Shredded Newspapers or Office Paper – Recycle them instead. The paper very likely contains chemicals that are not good for your compost. Newspaper shredders were very popular years ago, but the risk of adding ink chemicals isn’t worth it. By all means, recycle your paper and save trees, but don’t put them in your compost pile.

Ashes from Your BBQ Grill – Another no-no. Wood ashes can be very useful in small quantities. And, wood ashes can be helpful for certain lawn applications. But, never put charcoal grill ashes into your compost pile.

Dog and Cat Feces – Are never good for your compost. There’s simply too much risk of adding nasty diseases, not to mention the unpleasant odor! Chicken, horse, cow, and rabbit manure is fine…in moderation. If you have access to these very high nitrogen sources, compost them. They’re too “hot” for most direct applications to the garden. But, remember your brown to green ratio of 4-to-1. And, chicken manure is green, in composting terms… even though it’s brown in appearance.

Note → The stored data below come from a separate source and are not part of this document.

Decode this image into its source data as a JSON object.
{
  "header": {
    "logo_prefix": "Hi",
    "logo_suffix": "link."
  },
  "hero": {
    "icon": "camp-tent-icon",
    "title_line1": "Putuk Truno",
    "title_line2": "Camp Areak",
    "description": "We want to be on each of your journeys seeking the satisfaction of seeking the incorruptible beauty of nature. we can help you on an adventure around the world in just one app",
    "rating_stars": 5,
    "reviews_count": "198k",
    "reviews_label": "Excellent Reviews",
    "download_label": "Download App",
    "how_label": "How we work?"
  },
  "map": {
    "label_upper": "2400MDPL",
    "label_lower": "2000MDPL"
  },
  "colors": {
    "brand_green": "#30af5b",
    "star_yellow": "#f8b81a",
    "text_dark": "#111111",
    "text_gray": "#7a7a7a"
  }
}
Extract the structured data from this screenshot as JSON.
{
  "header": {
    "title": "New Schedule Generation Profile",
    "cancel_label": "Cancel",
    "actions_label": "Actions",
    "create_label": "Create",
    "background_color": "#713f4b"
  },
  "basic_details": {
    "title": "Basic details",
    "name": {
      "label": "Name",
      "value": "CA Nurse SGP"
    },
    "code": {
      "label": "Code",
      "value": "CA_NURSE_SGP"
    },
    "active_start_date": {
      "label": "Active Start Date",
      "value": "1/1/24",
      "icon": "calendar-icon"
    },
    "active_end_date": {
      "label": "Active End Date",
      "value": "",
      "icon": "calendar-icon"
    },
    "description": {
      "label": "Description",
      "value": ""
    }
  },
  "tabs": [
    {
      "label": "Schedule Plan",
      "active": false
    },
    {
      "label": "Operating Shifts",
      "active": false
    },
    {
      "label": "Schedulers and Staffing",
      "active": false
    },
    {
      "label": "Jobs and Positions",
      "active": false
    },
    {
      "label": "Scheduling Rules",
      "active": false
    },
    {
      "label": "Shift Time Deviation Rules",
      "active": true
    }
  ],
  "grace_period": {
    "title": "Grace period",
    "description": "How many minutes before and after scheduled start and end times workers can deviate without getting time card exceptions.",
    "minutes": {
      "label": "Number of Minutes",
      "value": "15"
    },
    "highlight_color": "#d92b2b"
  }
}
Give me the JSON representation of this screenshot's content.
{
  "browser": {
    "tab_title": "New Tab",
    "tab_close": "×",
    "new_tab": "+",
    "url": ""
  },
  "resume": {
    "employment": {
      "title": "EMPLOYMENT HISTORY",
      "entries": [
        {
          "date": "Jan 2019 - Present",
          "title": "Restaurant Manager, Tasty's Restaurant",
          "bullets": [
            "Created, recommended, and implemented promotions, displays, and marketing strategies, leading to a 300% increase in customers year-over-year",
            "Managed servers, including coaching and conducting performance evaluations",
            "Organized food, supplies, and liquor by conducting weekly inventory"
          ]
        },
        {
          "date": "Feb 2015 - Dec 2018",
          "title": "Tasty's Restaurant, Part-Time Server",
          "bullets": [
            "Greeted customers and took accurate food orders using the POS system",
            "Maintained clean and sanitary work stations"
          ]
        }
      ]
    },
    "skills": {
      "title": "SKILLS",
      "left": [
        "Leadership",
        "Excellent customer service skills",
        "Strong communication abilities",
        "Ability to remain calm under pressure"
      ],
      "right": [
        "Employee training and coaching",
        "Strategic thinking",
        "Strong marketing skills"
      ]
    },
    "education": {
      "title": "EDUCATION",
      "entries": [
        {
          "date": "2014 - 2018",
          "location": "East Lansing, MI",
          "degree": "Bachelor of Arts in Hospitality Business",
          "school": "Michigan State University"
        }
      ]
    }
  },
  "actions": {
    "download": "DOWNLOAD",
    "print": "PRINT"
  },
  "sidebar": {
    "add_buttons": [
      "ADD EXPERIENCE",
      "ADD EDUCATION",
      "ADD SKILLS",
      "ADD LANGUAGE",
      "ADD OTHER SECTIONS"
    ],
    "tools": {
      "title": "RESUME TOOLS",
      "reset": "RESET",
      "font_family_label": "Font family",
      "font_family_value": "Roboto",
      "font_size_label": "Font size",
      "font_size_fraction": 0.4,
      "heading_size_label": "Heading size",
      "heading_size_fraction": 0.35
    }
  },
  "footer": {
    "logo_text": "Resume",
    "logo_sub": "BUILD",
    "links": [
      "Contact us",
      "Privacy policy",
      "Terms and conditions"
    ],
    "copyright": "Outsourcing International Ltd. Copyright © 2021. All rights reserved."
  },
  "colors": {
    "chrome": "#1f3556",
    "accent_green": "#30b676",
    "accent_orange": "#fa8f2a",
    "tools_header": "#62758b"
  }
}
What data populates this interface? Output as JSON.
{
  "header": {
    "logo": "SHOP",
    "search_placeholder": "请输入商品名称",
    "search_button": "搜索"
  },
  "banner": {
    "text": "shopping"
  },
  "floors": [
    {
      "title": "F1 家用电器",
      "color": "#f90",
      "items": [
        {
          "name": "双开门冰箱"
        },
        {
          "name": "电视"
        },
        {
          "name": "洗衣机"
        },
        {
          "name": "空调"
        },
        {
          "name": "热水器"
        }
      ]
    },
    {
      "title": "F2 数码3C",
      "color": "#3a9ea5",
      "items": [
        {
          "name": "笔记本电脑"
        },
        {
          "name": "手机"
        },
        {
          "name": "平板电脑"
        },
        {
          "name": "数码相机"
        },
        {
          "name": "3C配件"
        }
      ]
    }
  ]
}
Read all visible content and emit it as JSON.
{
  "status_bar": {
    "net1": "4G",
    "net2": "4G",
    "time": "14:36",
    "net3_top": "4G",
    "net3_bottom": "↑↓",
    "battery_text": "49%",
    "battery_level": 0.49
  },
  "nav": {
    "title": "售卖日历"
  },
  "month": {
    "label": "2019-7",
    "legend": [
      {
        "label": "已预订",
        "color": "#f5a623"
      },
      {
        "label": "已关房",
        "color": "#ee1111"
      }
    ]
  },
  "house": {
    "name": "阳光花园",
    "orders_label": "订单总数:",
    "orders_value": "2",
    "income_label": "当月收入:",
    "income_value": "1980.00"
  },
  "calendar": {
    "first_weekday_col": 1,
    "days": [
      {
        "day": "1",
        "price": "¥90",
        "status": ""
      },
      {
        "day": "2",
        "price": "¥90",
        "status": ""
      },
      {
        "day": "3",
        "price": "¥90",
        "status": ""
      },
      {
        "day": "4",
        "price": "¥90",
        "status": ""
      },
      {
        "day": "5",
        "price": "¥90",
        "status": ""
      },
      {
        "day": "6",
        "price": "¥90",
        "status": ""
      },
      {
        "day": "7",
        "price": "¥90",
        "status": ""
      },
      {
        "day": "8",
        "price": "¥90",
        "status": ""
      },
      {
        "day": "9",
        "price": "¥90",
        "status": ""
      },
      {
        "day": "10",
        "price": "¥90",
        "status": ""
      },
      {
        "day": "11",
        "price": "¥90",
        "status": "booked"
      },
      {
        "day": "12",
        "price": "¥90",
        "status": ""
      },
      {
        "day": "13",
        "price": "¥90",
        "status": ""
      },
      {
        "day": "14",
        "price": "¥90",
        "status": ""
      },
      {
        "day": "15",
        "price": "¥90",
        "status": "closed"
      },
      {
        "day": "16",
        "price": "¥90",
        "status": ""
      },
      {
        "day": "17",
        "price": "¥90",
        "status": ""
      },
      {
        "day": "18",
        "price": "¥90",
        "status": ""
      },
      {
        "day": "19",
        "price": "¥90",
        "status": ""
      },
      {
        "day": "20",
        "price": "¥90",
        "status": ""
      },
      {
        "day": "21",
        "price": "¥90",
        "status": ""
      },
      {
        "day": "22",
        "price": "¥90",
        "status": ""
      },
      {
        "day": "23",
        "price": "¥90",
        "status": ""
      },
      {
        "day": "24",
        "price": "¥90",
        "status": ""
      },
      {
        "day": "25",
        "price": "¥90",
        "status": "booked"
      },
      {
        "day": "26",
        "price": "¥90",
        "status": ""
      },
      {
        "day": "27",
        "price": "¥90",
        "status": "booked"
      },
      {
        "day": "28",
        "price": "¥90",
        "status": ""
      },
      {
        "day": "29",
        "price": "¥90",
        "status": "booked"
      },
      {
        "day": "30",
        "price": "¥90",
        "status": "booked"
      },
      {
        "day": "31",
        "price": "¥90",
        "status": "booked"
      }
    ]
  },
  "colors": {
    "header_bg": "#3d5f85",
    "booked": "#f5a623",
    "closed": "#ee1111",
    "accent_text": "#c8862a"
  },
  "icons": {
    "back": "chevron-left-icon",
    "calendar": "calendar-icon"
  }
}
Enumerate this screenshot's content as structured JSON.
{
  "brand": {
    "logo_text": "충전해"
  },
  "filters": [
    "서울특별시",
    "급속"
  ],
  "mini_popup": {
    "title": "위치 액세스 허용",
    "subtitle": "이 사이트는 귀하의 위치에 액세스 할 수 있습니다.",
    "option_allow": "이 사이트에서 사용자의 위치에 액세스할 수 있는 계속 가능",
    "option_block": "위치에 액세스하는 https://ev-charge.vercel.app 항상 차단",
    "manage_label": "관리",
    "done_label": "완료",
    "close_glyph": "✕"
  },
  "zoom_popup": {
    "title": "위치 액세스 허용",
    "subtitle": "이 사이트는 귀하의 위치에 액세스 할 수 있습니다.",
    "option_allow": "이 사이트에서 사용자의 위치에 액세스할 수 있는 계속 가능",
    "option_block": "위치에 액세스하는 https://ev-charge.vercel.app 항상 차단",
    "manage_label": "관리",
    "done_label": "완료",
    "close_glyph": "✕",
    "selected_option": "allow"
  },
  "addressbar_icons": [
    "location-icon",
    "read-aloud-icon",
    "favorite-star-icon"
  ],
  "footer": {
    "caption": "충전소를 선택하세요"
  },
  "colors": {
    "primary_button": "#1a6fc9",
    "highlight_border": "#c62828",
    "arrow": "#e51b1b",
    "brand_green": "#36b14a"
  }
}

Be Careful When Adding These Ingredients!

Sawdust – Because of it’s very high carbon content, and its very small particle size, sawdust can overwhelm a compost pile. But, it can also be quite useful if you have an overload of green material. I add some from my woodworking shop when I have a lot of extra fruit in my pile at the end of the season. Avoid using sawdust that came from Black Walnut wood, as it contains a chemical that will stunt or prevent the growth of some plants, tomatoes in particular.

Wood Shavings, Chips, and Bark – Like sawdust, the carbon content can overwhelm, and shut down, an otherwise good compost mix. Set them aside, if possible, and let them decompose the old fashioned way, over time (“cold” decomposition).